Markus Grießler, Obmann der Sparte Tourismus und Freizeitbetriebe der Wirtschaftskammer Wien, freut sich über steigende Nächtigungszahlen. Für die Zukunft braucht es seiner Meinung nach noch weitere, zielgruppen-orientierte Angebote, damit sich Besucherströme optimal aufteilen.
Wie geht es dem Wiener Tourismus?
Grießler: Die Entwicklung ist wirklich eine Erfolgsgeschichte, die ihresgleichen sucht. Die Nächtigungszahlen sind seit Jahren steigend. Im Mai 2019 schrieb Wien mit 1.546.000 Nächtigungen ein Plus von 5,3 Prozent und damit einen neuen Bestwert. Dieser wurde auch beim April-Nettoumsatz der Beherbergungsbetriebe überschritten: Ein Zuwachs von 33,9 Prozent bedeutet, dass die Umsätze fast drei Mal so stark wuchsen wie die Nächtigungen im April. Allerdings muss auch gesagt werden, dass der Wettbewerb bei den Hotels extrem hoch ist und es die Betriebe wirklich nicht leicht haben.
Es kommen also mehr und mehr Touristen nach Wien. Wird das nicht irgendwann zu viel?
Grießler: Nein, denn es kommt nur darauf an, wie man die Touristenströme lenkt bzw. entzerrt, wie wir das so schön nennen. Wir haben definitiv noch Kapazität für mehr Touristen, aber nicht alle auf einem Fleck.

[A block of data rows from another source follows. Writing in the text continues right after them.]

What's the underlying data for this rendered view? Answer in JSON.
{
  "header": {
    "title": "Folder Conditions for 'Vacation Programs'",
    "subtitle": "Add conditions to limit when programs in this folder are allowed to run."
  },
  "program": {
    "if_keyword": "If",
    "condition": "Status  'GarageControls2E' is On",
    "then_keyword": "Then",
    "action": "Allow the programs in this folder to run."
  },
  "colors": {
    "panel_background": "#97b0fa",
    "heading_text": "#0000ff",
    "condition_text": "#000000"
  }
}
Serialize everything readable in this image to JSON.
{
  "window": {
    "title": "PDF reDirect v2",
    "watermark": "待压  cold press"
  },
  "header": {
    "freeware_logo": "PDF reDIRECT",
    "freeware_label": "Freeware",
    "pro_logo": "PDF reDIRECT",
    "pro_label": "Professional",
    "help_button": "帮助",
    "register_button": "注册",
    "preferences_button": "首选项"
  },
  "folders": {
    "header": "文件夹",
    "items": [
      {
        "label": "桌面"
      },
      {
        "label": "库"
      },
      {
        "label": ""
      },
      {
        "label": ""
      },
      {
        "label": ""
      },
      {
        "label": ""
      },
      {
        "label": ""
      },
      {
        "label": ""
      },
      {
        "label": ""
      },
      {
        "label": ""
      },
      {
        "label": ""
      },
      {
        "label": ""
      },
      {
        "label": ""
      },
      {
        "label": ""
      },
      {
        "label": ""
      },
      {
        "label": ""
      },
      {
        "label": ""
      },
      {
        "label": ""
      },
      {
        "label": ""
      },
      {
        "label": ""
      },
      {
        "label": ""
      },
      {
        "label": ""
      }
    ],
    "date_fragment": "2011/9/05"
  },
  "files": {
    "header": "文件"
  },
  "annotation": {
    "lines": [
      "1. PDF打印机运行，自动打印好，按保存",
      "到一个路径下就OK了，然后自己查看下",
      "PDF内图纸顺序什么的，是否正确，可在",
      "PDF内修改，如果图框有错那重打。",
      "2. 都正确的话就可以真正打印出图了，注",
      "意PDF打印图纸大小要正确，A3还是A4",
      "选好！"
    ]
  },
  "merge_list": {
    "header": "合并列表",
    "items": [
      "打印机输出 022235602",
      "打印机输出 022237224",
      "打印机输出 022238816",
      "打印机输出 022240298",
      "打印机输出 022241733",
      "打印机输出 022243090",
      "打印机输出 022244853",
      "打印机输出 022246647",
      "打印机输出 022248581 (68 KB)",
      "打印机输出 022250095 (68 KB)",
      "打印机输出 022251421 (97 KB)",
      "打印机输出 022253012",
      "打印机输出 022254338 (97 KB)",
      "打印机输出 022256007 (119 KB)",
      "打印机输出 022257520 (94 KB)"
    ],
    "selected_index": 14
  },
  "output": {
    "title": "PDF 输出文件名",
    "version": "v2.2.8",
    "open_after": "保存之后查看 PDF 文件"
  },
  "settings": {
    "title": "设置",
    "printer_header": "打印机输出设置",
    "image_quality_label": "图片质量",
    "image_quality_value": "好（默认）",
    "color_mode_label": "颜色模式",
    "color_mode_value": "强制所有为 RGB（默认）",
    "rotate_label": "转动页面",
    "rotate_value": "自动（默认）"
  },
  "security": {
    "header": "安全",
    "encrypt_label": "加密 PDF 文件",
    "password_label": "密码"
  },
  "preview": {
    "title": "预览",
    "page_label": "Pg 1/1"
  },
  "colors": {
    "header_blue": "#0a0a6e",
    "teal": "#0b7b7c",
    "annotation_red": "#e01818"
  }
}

Die Herausforderung wird sein, auch außerhalb der „klassischen” Touristen-Hotspots – also der Inneren Stadt und Schönbrunn – weitere Touristenattraktionen zu schaffen. Ich denke da an die von uns schon lange geforderte, bessere Erschließung des schönen Kahlenbergs mit der Errichtung einer Seilbahn. Dann wird das böse Wort „Overtourism” für Wien auch nicht Wirklichkeit.
Der zahlungskräftige Kongresstourist ist für Wien ja äußerst wichtig. Wie entwickelt sich dieser Sektor?
Grießler: 2018 blickt die Wiener Tagungsindustrie auf ihre bislang beste Performance zurück: Eine neue Höchstzahl an Veranstaltungen wird durch Rekordwerte bei sämtlichen weiteren Kennzahlen ergänzt. Noch nie haben Kongresse, Firmenveranstaltungen und Incentives so viel Wertschöpfung, Teilnehmer und Nächtigungen in der Stadt generiert wie im Vorjahr. Wir können auf diesen wichtigen Sektor also sehr stolz sein, jedoch dürfen wir uns nicht auf den Lorbeeren ausruhen, da die Konkurrenz groß ist. Kongresse und Events sind stark mit weiteren Angeboten verknüpft, erwarten sich Kongressteilnehmer doch immer mehr von einem Kongressbesuch. Hier ist wieder die Eventbranche gefragt, attraktive Veranstaltungen für Kongressbesucher zu entwerfen.
Stichwort Eventtourismus: Wie wichtig ist dieser für eine Tourismusmetropole?
Grießler: Der Eventtourismus ist von enormer Bedeutung und muss bei uns in Wien definitiv noch ausgebaut werden. Die Eventbranche ist für Wien und den Wiener Tourismus ein zentraler Wirtschaftszweig. Die Branche leistet hier bereits Großartiges, denn Events heutzutage haben ein extrem hohes Niveau. Besonders wichtig ist aber, neue Top-Events nach Wien zu holen. Deshalb ist die Einrichtung eines Eventboards, also einer Expertenkommission, die sich um optimale Rahmenbedingungen für Veranstalter aus dem In- und Ausland kümmert, notwendig. Und last but not least benötigt die Branche zur Professionalisierung den von uns seit langem geforderten Lehrberuf „Eventkaufmann”, um die Professionalität sicherzustellen bzw. noch weiter auszubauen.